Simple, repeatable tests replicate tournament pressure and produce comparable data. Try these on-course checks after practice:
- 10-shot target test – hit 10 shots to a defined target and log dispersion.
- Pressure par drill – play three holes alone, score under a self-imposed penalty clock.
- Lag-putt conversion – 8 attempts from 25-40 feet, measure one-putt rate.
- Short-game consistency – 12 chips to a circle: count up-and-downs.
These generate headline stats teams can compare week to week.
| Metric | Test | Quick Target |
|---|---|---|
| Dispersion | 10-shot target | <30 yds |
| Proximity | Approach to 20 ft | Avg ≤15 ft |
| Short Game | Chip circle | 70% up-and-down |
| Putting | Lag conversion | 50% one-putt |
Measuring transfer requires the comparison of practice baselines with competition outputs – the industry calls this the transfer rate. Track the same metrics during a warm-up and across tournament rounds, noting deviations beyond set thresholds (such as, a 20% drop in one-putt rate). Video clips and launch-monitor snapshots provide objective proof when subjective feel diverges from results.
for ongoing monitoring, adopt a simple cadence: baseline weekly, pre-tournament check, and post-event review. Use these tools:
- Launch monitor for ball-flight and spin.
- Shot-tracking app for dispersion maps.
- Stopwatch/scorecard for pressure drills.
Teams reporting these metrics in the Fleetwood model can quickly judge whether the drill is practice-only theater or a genuine competitive advantage.
Q&A
Headline: The go-to drill that helped Tommy Fleetwood win big at the Tour Championship – Q&A
Q: What drill did Fleetwood rely on at the Tour Championship?
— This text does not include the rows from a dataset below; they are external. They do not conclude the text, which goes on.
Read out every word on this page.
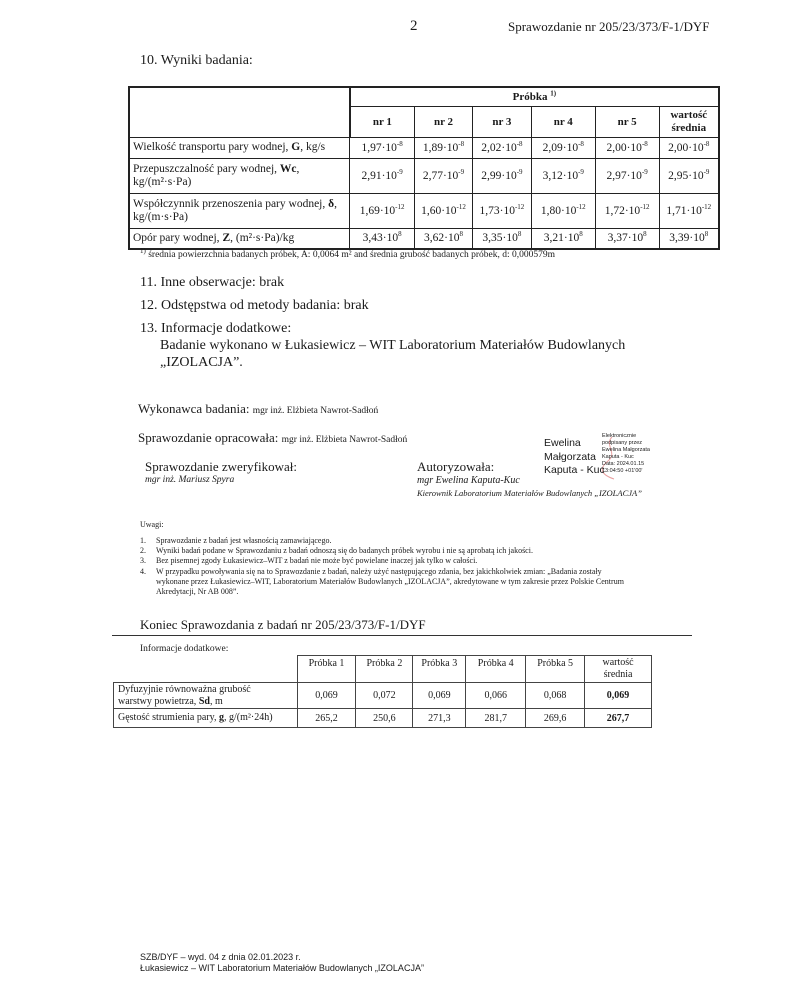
2	Sprawozdanie nr 205/23/373/F-1/DYF
10. Wyniki badania:
	Próbka $^{1)}$
	nr 1	nr 2	nr 3	nr 4	nr 5	wartość średnia
Wielkość transportu pary wodnej, G, kg/s	$1,97\cdot 10^{-8}$	$1,89\cdot 10^{-8}$	$2,02\cdot 10^{-8}$	$2,09\cdot 10^{-8}$	$2,00\cdot 10^{-8}$	$2,00\cdot 10^{-8}$
Przepuszczalność pary wodnej, Wc,
kg/(m²·s·Pa)	$2,91\cdot 10^{-9}$	$2,77\cdot 10^{-9}$	$2,99\cdot 10^{-9}$	$3,12\cdot 10^{-9}$	$2,97\cdot 10^{-9}$	$2,95\cdot 10^{-9}$
Współczynnik przenoszenia pary wodnej, δ,
kg/(m·s·Pa)	$1,69\cdot 10^{-12}$	$1,60\cdot 10^{-12}$	$1,73\cdot 10^{-12}$	$1,80\cdot 10^{-12}$	$1,72\cdot 10^{-12}$	$1,71\cdot 10^{-12}$
Opór pary wodnej, Z, (m²·s·Pa)/kg	$3,43\cdot 10^8$	$3,62\cdot 10^8$	$3,35\cdot 10^8$	$3,21\cdot 10^8$	$3,37\cdot 10^8$	$3,39\cdot 10^8$
$^{1)}$ średnia powierzchnia badanych próbek, A: 0,0064 m² and średnia grubość badanych próbek, d: 0,000579m
11. Inne obserwacje: brak
12. Odstępstwa od metody badania: brak
13. Informacje dodatkowe:
Badanie wykonano w Łukasiewicz – WIT Laboratorium Materiałów Budowlanych
„IZOLACJA”.
Wykonawca badania: mgr inż. Elżbieta Nawrot-Sadłoń
Sprawozdanie opracowała: mgr inż. Elżbieta Nawrot-Sadłoń
Sprawozdanie zweryfikował:
mgr inż. Mariusz Spyra
Autoryzowała:
mgr Ewelina Kaputa-Kuc
Kierownik Laboratorium Materiałów Budowlanych „IZOLACJA”
Ewelina
Małgorzata
Kaputa - Kuc
Elektronicznie
podpisany przez
Ewelina Małgorzata
Kaputa - Kuc
Data: 2024.01.15
13:04:50 +01'00'
Uwagi:
1. Sprawozdanie z badań jest własnością zamawiającego.
2. Wyniki badań podane w Sprawozdaniu z badań odnoszą się do badanych próbek wyrobu i nie są aprobatą ich jakości.
3. Bez pisemnej zgody Łukasiewicz–WIT z badań nie może być powielane inaczej jak tylko w całości.
4. W przypadku powoływania się na to Sprawozdanie z badań, należy użyć następującego zdania, bez jakichkolwiek zmian: „Badania zostały
wykonane przez Łukasiewicz–WIT, Laboratorium Materiałów Budowlanych „IZOLACJA”, akredytowane w tym zakresie przez Polskie Centrum
Akredytacji, Nr AB 008”.
Koniec Sprawozdania z badań nr 205/23/373/F-1/DYF
Informacje dodatkowe:
	Próbka 1	Próbka 2	Próbka 3	Próbka 4	Próbka 5	wartość średnia
Dyfuzyjnie równoważna grubość
warstwy powietrza, Sd, m	0,069	0,072	0,069	0,066	0,068	0,069
Gęstość strumienia pary, g, g/(m²·24h)	265,2	250,6	271,3	281,7	269,6	267,7
SZB/DYF – wyd. 04 z dnia 02.01.2023 r.
Łukasiewicz – WIT Laboratorium Materiałów Budowlanych „IZOLACJA”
A: Fleetwood leaned on a short-game “gate-and-feel” drill that isolates low-point control and tempo on chips and pitches around the green.
Q: How is the drill performed?
A: Place two tees or alignment sticks to create a narrow gate a few inches in front of the ball. the player practices striking down through the ball so the clubhead exits cleanly through the gate,focusing on consistent low-point and a smooth,repeatable tempo.
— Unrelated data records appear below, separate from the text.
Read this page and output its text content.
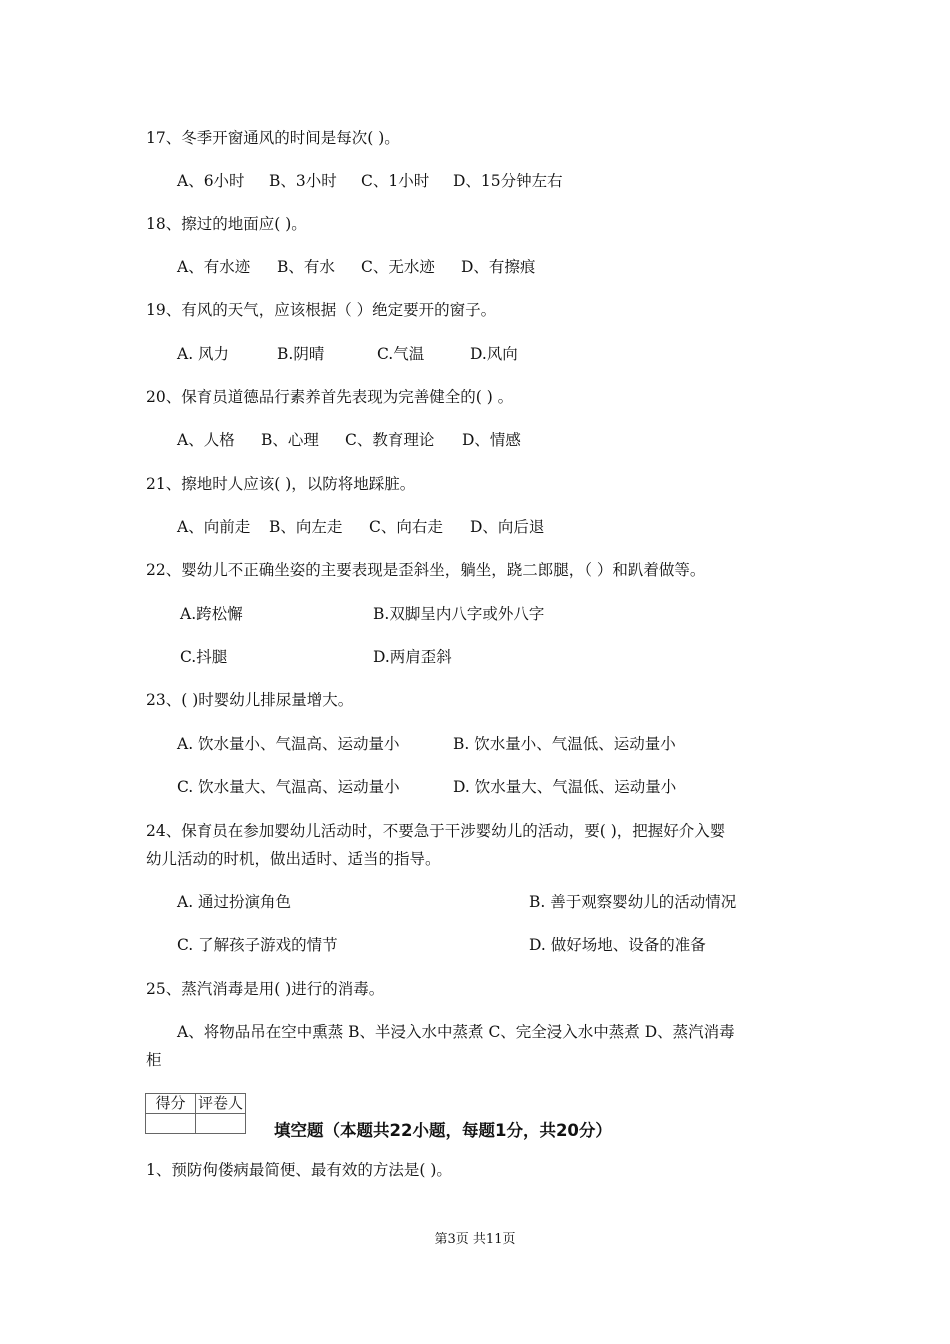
17、冬季开窗通风的时间是每次( )。
A、6小时 B、3小时 C、1小时 D、15分钟左右
18、擦过的地面应( )。
A、有水迹 B、有水 C、无水迹 D、有擦痕
19、有风的天气，应该根据（ ）绝定要开的窗子。
A. 风力	B.阴晴	C.气温	D.风向
20、保育员道德品行素养首先表现为完善健全的( ) 。
A、人格 B、心理 C、教育理论 D、情感
21、擦地时人应该( )，以防将地踩脏。
A、向前走 B、向左走 C、向右走 D、向后退
22、婴幼儿不正确坐姿的主要表现是歪斜坐，躺坐，跷二郎腿，（ ）和趴着做等。
A.跨松懈	B.双脚呈内八字或外八字
C.抖腿	D.两肩歪斜
23、( )时婴幼儿排尿量增大。
A. 饮水量小、气温高、运动量小	B. 饮水量小、气温低、运动量小
C. 饮水量大、气温高、运动量小	D. 饮水量大、气温低、运动量小
24、保育员在参加婴幼儿活动时，不要急于干涉婴幼儿的活动，要( )，把握好介入婴
幼儿活动的时机，做出适时、适当的指导。
A. 通过扮演角色	B. 善于观察婴幼儿的活动情况
C. 了解孩子游戏的情节	D. 做好场地、设备的准备
25、蒸汽消毒是用( )进行的消毒。
A、将物品吊在空中熏蒸 B、半浸入水中蒸煮 C、完全浸入水中蒸煮 D、蒸汽消毒
柜
得分	评卷人

填空题（本题共22小题，每题1分，共20分）
1、预防佝偻病最简便、最有效的方法是( )。
第3页 共11页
Q: Who introduced the drill to Fleetwood?
A: his coaching team incorporated the drill during pre-tournament practice to sharpen contact and distance control under pressure.
Q: Why did it matter at the Tour Championship?
A: The format and pressure of the Tour Championship magnify the value of reliable short-game shots. The drill tightened Fleetwood’s contact and pace, helping him save pars and convert birdie chances when greens were fast and pin positions were testing.
Q: What immediate benefits were visible during the event?
A: Observers noted improved consistency around the greens, fewer mis-hits, and better ability to get up-and-down from tight lies – translating into lower scores in crucial moments.
Q: Can recreational players use the drill?
A: Yes. It’s simple to set up and effective for any level. Start with larger gates and slower swings, then narrow the gate and increase speed as contact and confidence improve.Q: How often should players practice it?
A: Short, focused sessions several times a week are more effective than long, unfocused practice. Spend 10-15 minutes per session emphasizing feel and repeatability.
Q: Any caveats for amateurs trying it?
A: Avoid overthinking mechanics; prioritize consistent contact and pace. If you struggle with posture or balance, address those basics first with a coach before intensive drill work.
Summary: Fleetwood’s adoption of a straightforward gate-and-feel short-game drill underlines how focused, repeatable practice can produce outsized results on golf’s biggest stages.
As Fleetwood heads into the offseason with a signature win on his résumé, the go-to drill that powered his Tour Championship surge looks set to influence coaches and players alike. simple, repeatable and results-driven, it may soon become a staple on practice tees from the Tour to local clubs.